Corriere di Verona

Profughi, mancano milioni di euro «Rischio disordini»

Mancano all’appello decine di milioni di euro. Don Dino Pistolato: «Situazione drammatica» La Lagacoop: «Da 4 a 6 mesi senza fondi, ricevo allarmi rossi. Siamo nelle mani delle banche»

- D’Ascenzo

Le parole più dure arrivano da chi, di solito, predica speranza: «Così si rischia di alimentare turbolenze e violenza». Lo dice don Dino Pistolato, vicario episcopale della curia veneziana, puntando il dito contro il Governo, in ritardo nei pagamenti alle coop che accolgono i migranti. Il coro delle lamentele è unanime: solo per l’ultimo trimestre 2015 mancherebb­ero all’appello circa 23 milioni di euro, cifra ai 7.500 profughi accolti dal Veneto per 90 giorni.

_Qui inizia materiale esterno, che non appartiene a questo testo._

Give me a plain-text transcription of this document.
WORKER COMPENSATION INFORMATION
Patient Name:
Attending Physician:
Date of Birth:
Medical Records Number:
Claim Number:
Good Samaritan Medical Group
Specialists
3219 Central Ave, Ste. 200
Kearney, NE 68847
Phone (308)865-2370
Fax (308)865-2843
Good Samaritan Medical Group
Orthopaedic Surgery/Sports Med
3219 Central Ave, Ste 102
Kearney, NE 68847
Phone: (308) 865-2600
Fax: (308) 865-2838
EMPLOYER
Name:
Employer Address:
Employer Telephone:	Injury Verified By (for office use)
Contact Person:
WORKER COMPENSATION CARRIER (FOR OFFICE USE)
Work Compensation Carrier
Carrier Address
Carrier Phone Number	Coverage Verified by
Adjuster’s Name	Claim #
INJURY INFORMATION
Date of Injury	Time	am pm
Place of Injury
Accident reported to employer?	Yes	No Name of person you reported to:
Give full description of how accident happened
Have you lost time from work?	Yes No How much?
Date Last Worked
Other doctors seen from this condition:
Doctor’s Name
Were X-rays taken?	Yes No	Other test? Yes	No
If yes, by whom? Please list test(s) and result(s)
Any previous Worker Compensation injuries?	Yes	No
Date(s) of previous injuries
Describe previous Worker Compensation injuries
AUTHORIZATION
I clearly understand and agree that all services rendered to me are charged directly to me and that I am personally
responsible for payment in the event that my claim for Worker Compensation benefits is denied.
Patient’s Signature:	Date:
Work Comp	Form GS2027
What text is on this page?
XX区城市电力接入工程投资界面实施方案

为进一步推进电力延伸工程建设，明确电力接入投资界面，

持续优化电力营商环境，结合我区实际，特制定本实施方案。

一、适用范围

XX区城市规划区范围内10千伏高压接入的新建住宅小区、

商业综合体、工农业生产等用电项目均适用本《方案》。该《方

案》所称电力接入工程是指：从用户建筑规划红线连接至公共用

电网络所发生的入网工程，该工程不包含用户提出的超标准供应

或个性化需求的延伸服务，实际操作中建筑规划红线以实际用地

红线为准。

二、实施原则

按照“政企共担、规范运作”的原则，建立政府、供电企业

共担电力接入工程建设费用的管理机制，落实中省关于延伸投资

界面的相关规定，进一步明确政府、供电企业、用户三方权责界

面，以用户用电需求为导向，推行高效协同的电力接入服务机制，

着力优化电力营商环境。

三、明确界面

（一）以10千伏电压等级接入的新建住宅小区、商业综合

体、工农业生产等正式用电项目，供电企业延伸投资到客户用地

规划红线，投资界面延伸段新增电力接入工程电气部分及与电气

VENEZIA I conti non tornano. E le parole più pesanti vengono da chi da sempre predica la speranza: «La situazione è drammatica e così si rischia di alimentare turbolenze e violenze». E’ rassegnato don Dino Pistolato, vicario episcopale per i Servizi Generali e gli Affari Economici della Curia veneziana, ma per anni direttore della Caritas veneziana e ancora oggi il punto di riferiment­o nella questione migranti e profughi. Il problema dei soldi che mancano all’appello nelle casse di cooperativ­e e associazio­ni che hanno vinto il bando per gestire l’emergenza profughi, sollevato ieri dal Corriere del Veneto dopo una rivolta dei profughi nel b&b «Le Magnolie» di Mogliano Veneto, è ben presente in chi di arrivi di migranti si occupa da anni.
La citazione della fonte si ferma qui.